Again: presumably, the whole point of having the transplant is to enable motherhood or parenthood; but if motherhood can be achieved without it, then the transplant looks to be de trop.

There’s also a legitimate worry, I think, that there might be pressure put on the daughter to have a child post-op.  Suppose the transplant goes ahead, but the daughter decides (for some reason) that she doesn’t want to gestate a child after all.  To what extent might there be a feeling of moral obligation to have one anyway?  The donor in this case is the mother, and she is a live donor.  It’s not implausible to imagine that a live donor would feel that the recipient ought to get pregnant in order to vindicate having taken the risks involved in donating – which is no small procedure.  You don’t get that pressure from a cadaveric donor.  You might not get it in this particular case, either; and even if you do, a feeling of obligation held by either donor or recipient isn’t enough to establish an actual obligation (and nor is an actual obligation necessarily all that powerful: it might easily be overridden by appeals to procreative autonomy).  But a feeling of obligation, even if it is misplaced, is of potential moral import.  It might contribute to a worry about any subsequent pregnancy being coerced.

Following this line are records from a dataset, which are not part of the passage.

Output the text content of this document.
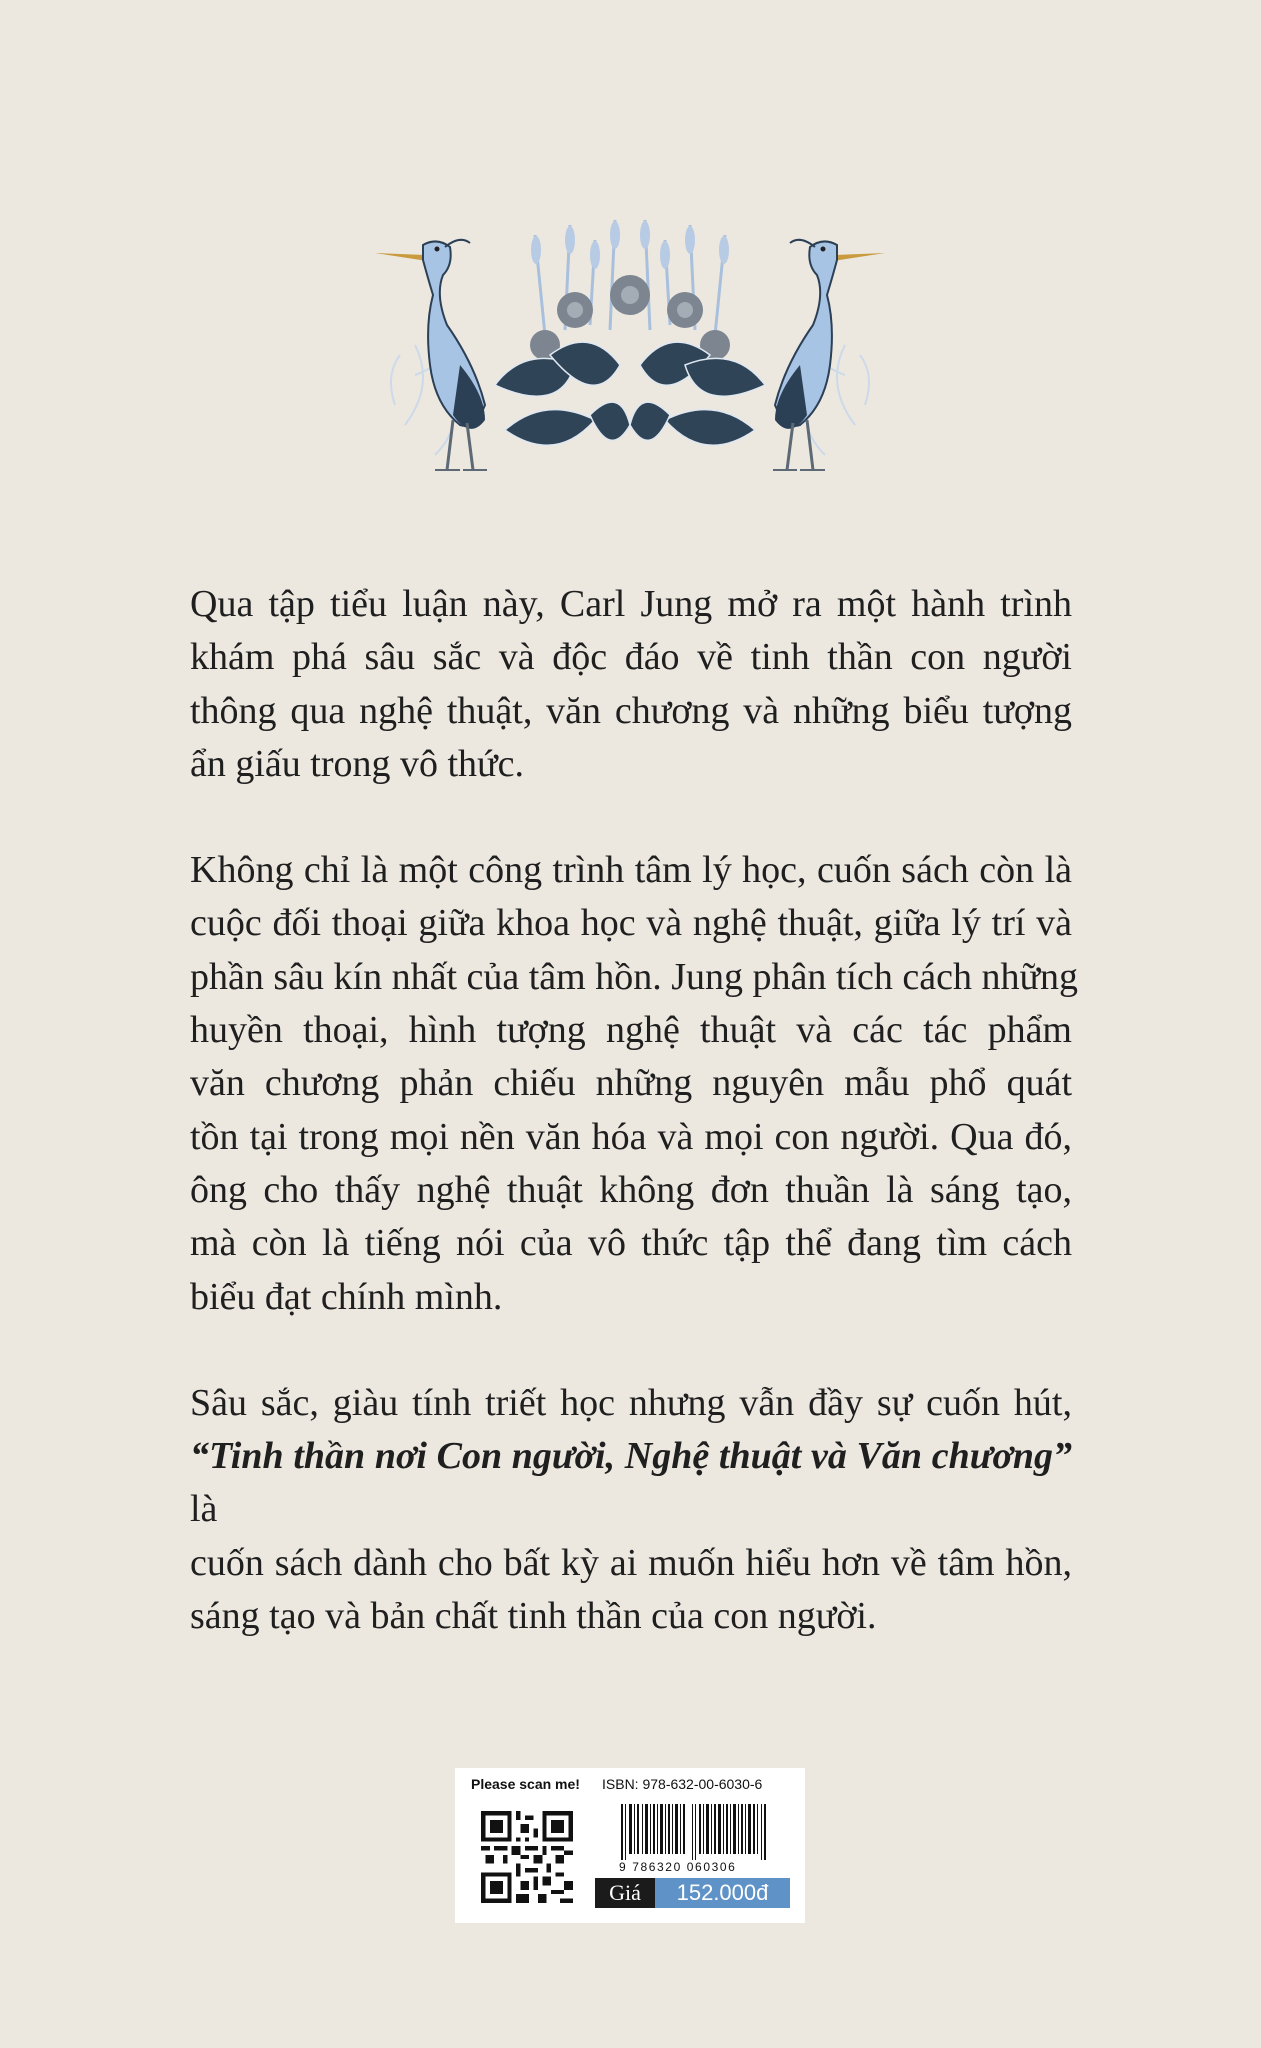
Qua tập tiểu luận này, Carl Jung mở ra một hành trình
khám phá sâu sắc và độc đáo về tinh thần con người
thông qua nghệ thuật, văn chương và những biểu tượng
ẩn giấu trong vô thức.

Không chỉ là một công trình tâm lý học, cuốn sách còn là
cuộc đối thoại giữa khoa học và nghệ thuật, giữa lý trí và
phần sâu kín nhất của tâm hồn. Jung phân tích cách những
huyền thoại, hình tượng nghệ thuật và các tác phẩm
văn chương phản chiếu những nguyên mẫu phổ quát
tồn tại trong mọi nền văn hóa và mọi con người. Qua đó,
ông cho thấy nghệ thuật không đơn thuần là sáng tạo,
mà còn là tiếng nói của vô thức tập thể đang tìm cách
biểu đạt chính mình.

Sâu sắc, giàu tính triết học nhưng vẫn đầy sự cuốn hút,
“Tinh thần nơi Con người, Nghệ thuật và Văn chương” là
cuốn sách dành cho bất kỳ ai muốn hiểu hơn về tâm hồn,
sáng tạo và bản chất tinh thần của con người.

Please scan me! ISBN: 978-632-00-6030-6
9 786320 060306
Giá	152.000đ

None of these worries is fatal to the permissibility of the procedure; none of them means it shouldn’t go ahead.  I might even join Foster in his applause.  But my clapping is a touch more muted; my cheers lacking in enthusiasm.  It’s a celebration of an impressive piece of medical engineering, rather than the celebration of having achieved anything of any great import.

UPDATE: Christian Munthe covers similar ground, and provides some useful links, here.  I ought to have linked earlier, and meant to – but, er, forgot.  Sorry!